The motions of the vessel and the offshore platform topsides are quite complex during lifting operations by the dynamic positioning (DP) crane vessel. To ensure the safety of the operation, it is necessary to maintain the stability of the topside movement to avoid collisions between the crane vessel and the topside. This paper numerically and experimentally investigates the coupling motions of the crane vessel HYSY201 and 3000-ton topside. The in-house code is developed to investigate the 9 DOF motion of the vessel and the 3 DOF motion of the topside. In the numerical simulation, the fuzzy method and the PID algorithm are combined to develop the fuzzy PID controller, and the genetic algorithm is applied to solve the thrust distribution problem. The dedicated experiments of the DP lifting operation are carried out at Tianjin University. Comparisons between the experimental results and the numerical results are carried out. The numerical results are agreed well with the experimental results, demonstrating the stability and feasibility of the dynamic positioning control system and the accuracy of the coupling motion solution. The dynamic response of DP crane and topsides, as well as the thrust distribution under different environmental conditions are discussed.

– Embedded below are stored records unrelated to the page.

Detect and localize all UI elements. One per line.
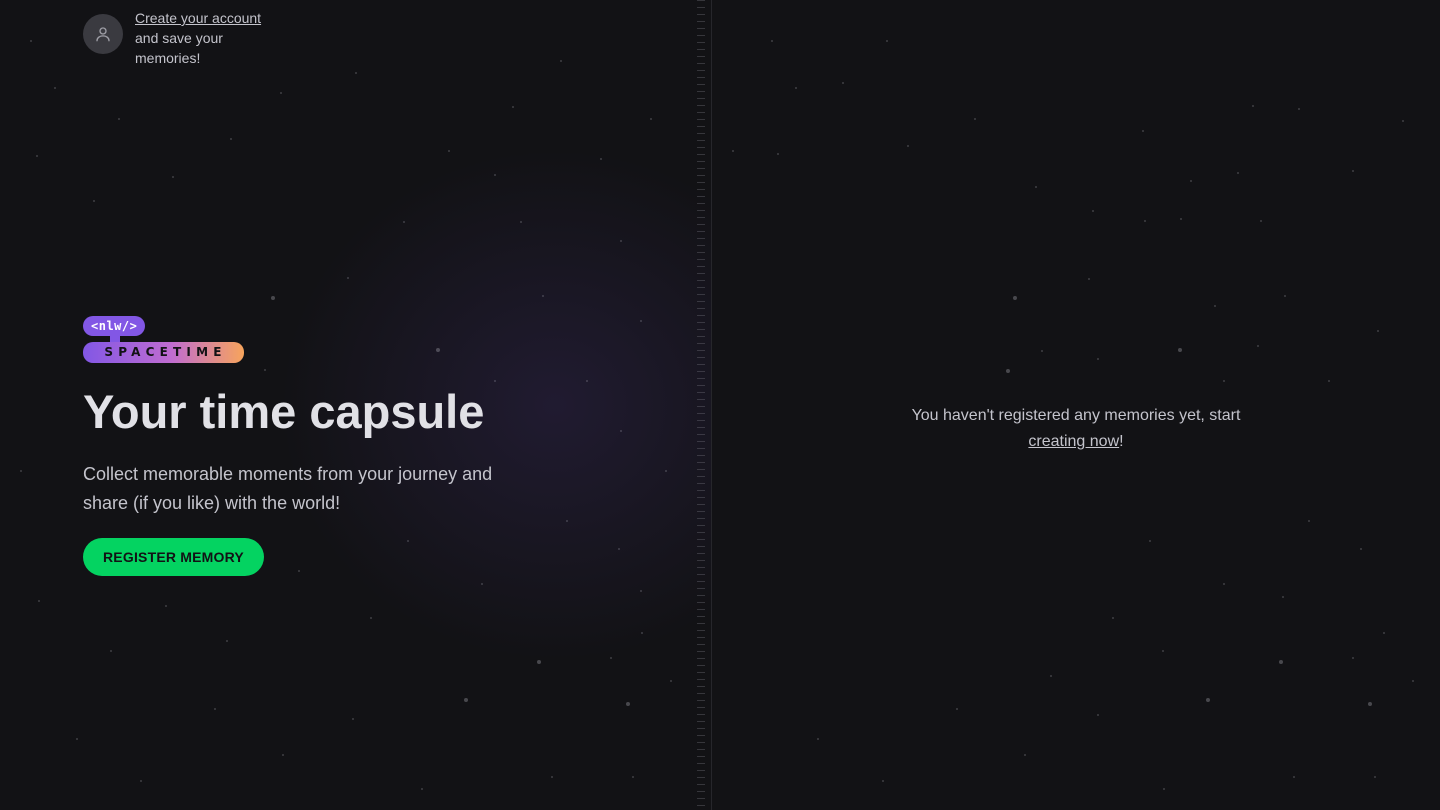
- create-account-link[interactable]: Create your account: [135, 8, 275, 28]
- logo-wordmark: SPACETIME: [83, 342, 244, 363]
- stripes-divider: [697, 0, 705, 810]
- create-memory-link[interactable]: creating now: [1028, 433, 1119, 450]
- empty-state: You haven't registered any memories yet,…: [712, 403, 1440, 455]
- empty-state-message: You haven't registered any memories yet,…: [911, 407, 1241, 424]
- account-description: and save your memories!: [135, 30, 223, 66]
- account-text: Create your account and save your memori…: [135, 8, 275, 68]
- empty-state-text: You haven't registered any memories yet,…: [906, 403, 1246, 455]
- empty-state-suffix: !: [1119, 433, 1124, 450]
- right-panel: You haven't registered any memories yet,…: [712, 0, 1440, 810]
- page: Create your account and save your memori…: [0, 0, 1440, 810]
- logo-badge: <nlw/>: [83, 316, 146, 336]
- sign-in-link[interactable]: Create your account and save your memori…: [83, 8, 275, 68]
- left-panel: Create your account and save your memori…: [0, 0, 712, 810]
- page-title: Your time capsule: [83, 385, 485, 438]
- nlw-spacetime-logo: <nlw/> SPACETIME: [83, 316, 245, 364]
- user-icon: [83, 14, 123, 54]
- register-memory-button[interactable]: REGISTER MEMORY: [83, 538, 264, 576]
- hero: <nlw/> SPACETIME Your time capsule Colle…: [83, 316, 543, 576]
- page-subtitle: Collect memorable moments from your jour…: [83, 464, 493, 513]
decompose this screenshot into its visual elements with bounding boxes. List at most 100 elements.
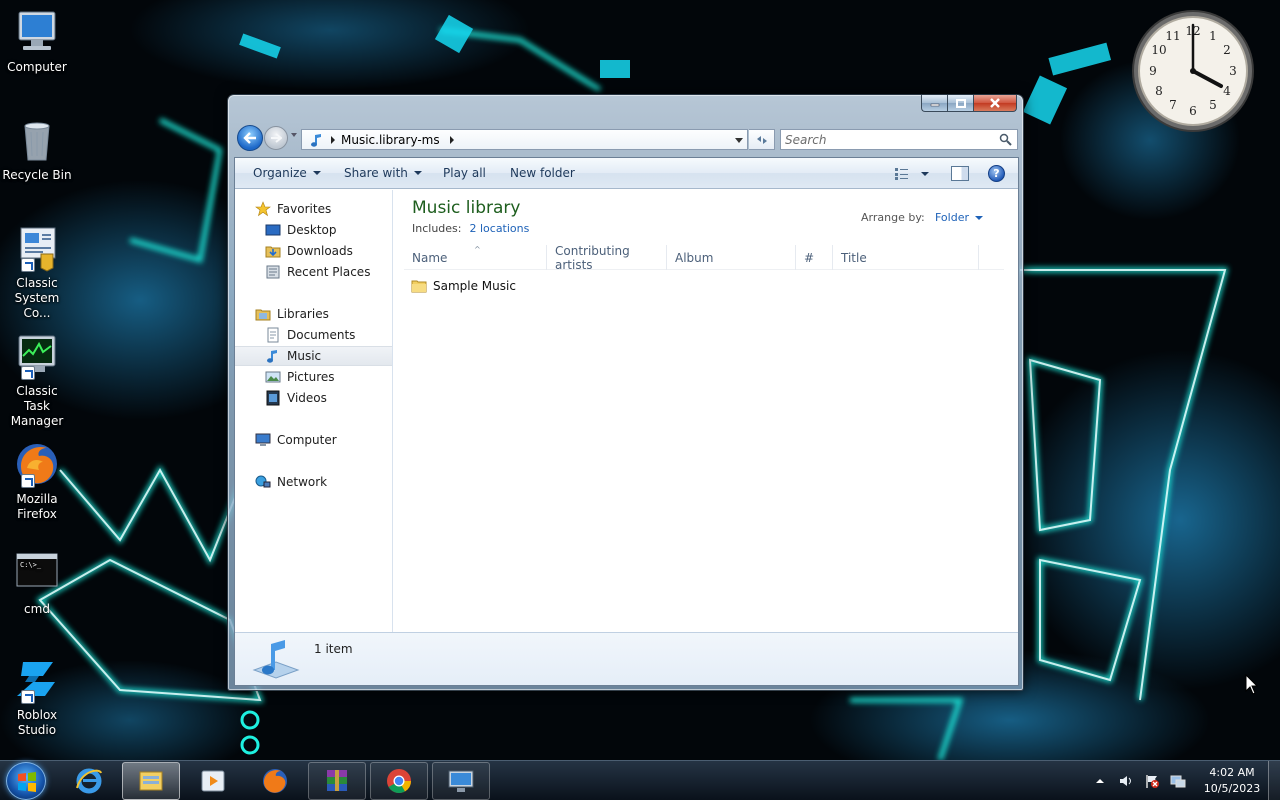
taskbar-chrome[interactable]	[370, 762, 428, 800]
back-button[interactable]	[237, 125, 263, 151]
address-path[interactable]: Music.library-ms	[341, 133, 440, 147]
address-bar[interactable]: Music.library-ms	[301, 129, 748, 150]
breadcrumb-separator-icon[interactable]	[449, 135, 454, 144]
nav-libraries[interactable]: Libraries	[235, 304, 392, 324]
network-status-icon[interactable]	[1170, 773, 1186, 789]
desktop-icon-label: Recycle Bin	[2, 168, 72, 182]
refresh-button[interactable]	[749, 129, 775, 150]
nav-videos[interactable]: Videos	[235, 388, 392, 408]
taskbar-clock[interactable]: 4:02 AM 10/5/2023	[1202, 765, 1262, 797]
mouse-cursor-icon	[1245, 674, 1259, 695]
file-list-item[interactable]: Sample Music	[411, 279, 516, 293]
clock-date: 10/5/2023	[1203, 782, 1261, 795]
chevron-down-icon	[312, 171, 321, 175]
arrange-by-dropdown[interactable]: Folder	[935, 211, 983, 224]
explorer-window[interactable]: Music.library-ms Search Organize Share w…	[227, 94, 1024, 691]
action-center-flag-icon[interactable]	[1144, 773, 1160, 789]
nav-favorites[interactable]: Favorites	[235, 199, 392, 219]
arrange-by-label: Arrange by:	[861, 211, 925, 224]
column-label: Album	[675, 250, 714, 265]
desktop-icon-roblox-studio[interactable]: Roblox Studio	[2, 656, 72, 738]
nav-label: Computer	[277, 433, 337, 447]
computer-icon	[255, 433, 271, 446]
desktop-icon	[265, 224, 281, 236]
file-name: Sample Music	[433, 279, 516, 293]
recent-pages-dropdown[interactable]	[291, 133, 297, 137]
show-hidden-icons-icon[interactable]	[1092, 773, 1108, 789]
column-contributing-artists[interactable]: Contributing artists	[547, 243, 667, 272]
desktop-icon-label: Roblox Studio	[16, 708, 58, 737]
column-label: Name	[412, 250, 448, 265]
breadcrumb-separator-icon[interactable]	[331, 135, 335, 144]
help-button[interactable]: ?	[988, 165, 1005, 182]
organize-button[interactable]: Organize	[253, 166, 321, 180]
taskbar-firefox[interactable]	[246, 762, 304, 800]
desktop-icon-cmd[interactable]: C:\>_ cmd	[2, 550, 72, 617]
clock-number: 8	[1155, 84, 1163, 98]
firefox-icon	[263, 769, 287, 793]
desktop-icon-recycle-bin[interactable]: Recycle Bin	[2, 116, 72, 183]
column-track-number[interactable]: #	[796, 245, 833, 270]
start-button[interactable]	[6, 762, 46, 800]
desktop-icon-mozilla-firefox[interactable]: Mozilla Firefox	[2, 440, 72, 522]
clock-time: 4:02 AM	[1209, 766, 1255, 779]
desktop-icon-label: cmd	[24, 602, 50, 616]
taskbar-windows-explorer[interactable]	[122, 762, 180, 800]
refresh-icon	[756, 135, 767, 144]
column-label: Contributing artists	[555, 243, 630, 272]
view-list-icon	[895, 168, 908, 180]
media-player-icon	[201, 770, 225, 792]
clock-number: 4	[1223, 84, 1231, 98]
library-title: Music library	[412, 198, 521, 218]
show-desktop-button[interactable]	[1268, 761, 1280, 800]
new-folder-label: New folder	[510, 166, 575, 180]
taskbar-winrar[interactable]	[308, 762, 366, 800]
column-name[interactable]: Name	[404, 245, 547, 270]
library-includes: Includes: 2 locations	[412, 222, 529, 235]
clock-number: 5	[1209, 98, 1217, 112]
music-library-icon	[311, 133, 321, 147]
organize-label: Organize	[253, 166, 307, 180]
maximize-button[interactable]	[947, 95, 973, 112]
nav-computer[interactable]: Computer	[235, 430, 392, 450]
file-list-pane[interactable]: Music library Includes: 2 locations Arran…	[394, 190, 1018, 632]
forward-button[interactable]	[264, 126, 288, 150]
clock-number: 1	[1209, 29, 1217, 43]
desktop-icon-classic-system-control[interactable]: Classic System Co...	[2, 224, 72, 321]
taskbar-remote-desktop[interactable]	[432, 762, 490, 800]
nav-recent-places[interactable]: Recent Places	[235, 262, 392, 282]
nav-pictures[interactable]: Pictures	[235, 367, 392, 387]
search-input[interactable]: Search	[780, 129, 1018, 150]
preview-pane-button[interactable]	[951, 166, 969, 181]
clock-number: 10	[1151, 43, 1166, 57]
cmd-icon-text: C:\>_	[20, 561, 42, 569]
nav-documents[interactable]: Documents	[235, 325, 392, 345]
clock-gadget[interactable]: 12 1 2 3 4 5 6 7 8 9 10 11	[1130, 8, 1256, 134]
play-all-button[interactable]: Play all	[443, 166, 486, 180]
taskbar-internet-explorer[interactable]	[60, 762, 118, 800]
close-button[interactable]	[973, 95, 1017, 112]
change-view-button[interactable]	[895, 166, 935, 182]
search-icon[interactable]	[999, 133, 1012, 146]
nav-desktop[interactable]: Desktop	[235, 220, 392, 240]
nav-downloads[interactable]: Downloads	[235, 241, 392, 261]
nav-music[interactable]: Music	[235, 346, 392, 366]
address-dropdown-icon[interactable]	[735, 138, 743, 143]
command-bar: Organize Share with Play all New folder …	[235, 158, 1018, 189]
share-with-button[interactable]: Share with	[344, 166, 422, 180]
taskbar-media-player[interactable]	[184, 762, 242, 800]
column-label: Title	[841, 250, 867, 265]
desktop-icon-classic-task-manager[interactable]: Classic Task Manager	[2, 332, 72, 429]
column-title[interactable]: Title	[833, 245, 979, 270]
new-folder-button[interactable]: New folder	[510, 166, 575, 180]
clock-number: 2	[1223, 43, 1231, 57]
nav-network[interactable]: Network	[235, 472, 392, 492]
volume-icon[interactable]	[1118, 773, 1134, 789]
desktop-icon-computer[interactable]: Computer	[2, 8, 72, 75]
pictures-icon	[265, 371, 281, 383]
library-locations-link[interactable]: 2 locations	[469, 222, 529, 235]
desktop-icon-label: Mozilla Firefox	[16, 492, 58, 521]
internet-explorer-icon	[76, 768, 102, 794]
minimize-button[interactable]	[921, 95, 947, 112]
column-album[interactable]: Album	[667, 245, 796, 270]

With the development of marine resources exploration, the traditional mooring system is hard to satisfy the safety of the operation in the deep sea. The crane vessel with the dynamic positioning system is unrestricted by the water depth and can guarantee the stability of lifting topsides, which greatly improves operational efficiency. It is of great significance to understand the crane-topside coupling response characteristics of the lifting operations by the DP crane.
Numerous studies have analyzed the coupling motion response of the crane vessel and topsides. Huang et al. (2018) deduced the 6 DOF motion equations of the rectangular topsides and the lifting cable dynamic tension based on the second Lagrange equation. Luo et al. (2020) developed a coupling motion model of mooring-crane vessel-rigging-large topsides and conducted numerical simulations to analyze the motion response characteristics of the lifting topsides under different waves. Luo et al. (2021) experimentally investigated the dynamic response of the crane vessel under mooring positioning to analyze the effects of different lifting heights on the crane vessel and the motion response characteristics of the topside under surging waves. Firdaus et al. (2022) investigated the coupling motion responses of a floating crane barge and a lifted module during lifting operation based on the time domain by physical model tests. Makarov and Harada (2023) performed numerical studies of the wave-induced motions of a crane vessel with a hanging load and tested the linear and nonlinear methods for determining the wave excitation force and restoring force.